Rolnicy nie mają co liczyć, że rząd przyspieszy w tym roku wypłatę unijnych płatności bezpośrednich, bo Ministerstwo Finansów przekaże w grudniu na ten cel tylko 3 mld złotych.
Minister rolnictwa Stanisław Kalemba deklarował, że zależy mu na przyspieszeniu przesyłania pieniędzy na konta rolników. Była to odpowiedź na postulaty samych rolników, którzy liczyli nawet na to, że rząd uruchomi zaliczkowe wypłaty dopłat już 16 października – pozwalała na to Komisja Europejska.

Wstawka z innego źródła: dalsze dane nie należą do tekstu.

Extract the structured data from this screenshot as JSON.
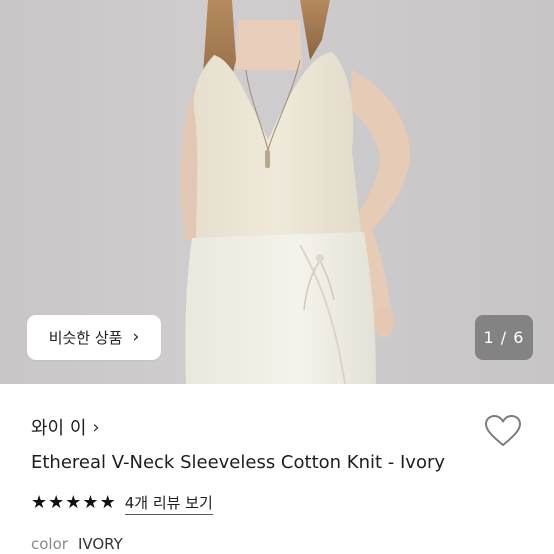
{
  "hero": {
    "similar_button_label": "비슷한 상품",
    "similar_button_icon": "chevron-right-icon",
    "image_counter": "1 / 6"
  },
  "product": {
    "brand": "와이 이",
    "brand_icon": "chevron-right-icon",
    "title": "Ethereal V-Neck Sleeveless Cotton Knit - Ivory",
    "wishlist_icon": "heart-outline-icon",
    "rating_stars": 5,
    "reviews_link": "4개 리뷰 보기",
    "color_label": "color",
    "color_value": "IVORY"
  }
}
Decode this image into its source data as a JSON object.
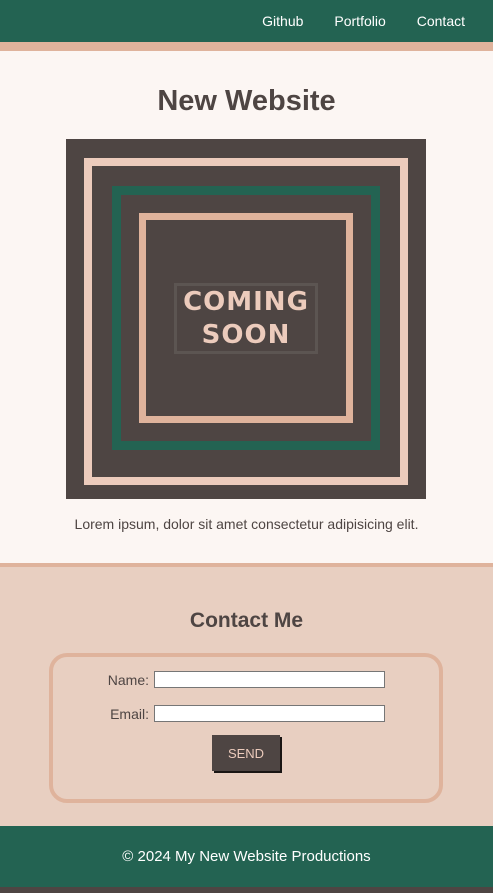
{
  "nav": {
    "links": [
      "Github",
      "Portfolio",
      "Contact"
    ]
  },
  "main": {
    "title": "New Website",
    "hero_line1": "COMING",
    "hero_line2": "SOON",
    "tagline": "Lorem ipsum, dolor sit amet consectetur adipisicing elit."
  },
  "contact": {
    "title": "Contact Me",
    "name_label": "Name:",
    "name_value": "",
    "email_label": "Email:",
    "email_value": "",
    "send_label": "SEND"
  },
  "footer": {
    "text": "© 2024 My New Website Productions"
  },
  "colors": {
    "dark_green": "#236352",
    "peach": "#dfb39c",
    "light_peach": "#e8cfc1",
    "cream": "#fcf6f3",
    "dark_brown": "#4e4543",
    "pale_pink": "#eccbbc"
  }
}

Bruksela zgodziła się z argumentami, że wcześniejsze uruchomienie dopłat będzie istotnym wsparciem dla producentów rolnych w UE, którzy ponieśli duże straty w związku z przedłużającą się zimą i wiosennymi ulewnymi deszczami i powodziami. Poza tym odnotowali też duże spadki dochodów z powodu niskich cen zbóż i innych produktów rolnych na rynku europejskim. Okazało się jednak, że na wypłacanie zaliczek nie zgodził się były już minister finansów Jacek Rostowski i Agencja Restrukturyzacji i Modernizacji Rolnictwa musiała przygotować się na uruchomienie dopłat od 2 grudnia.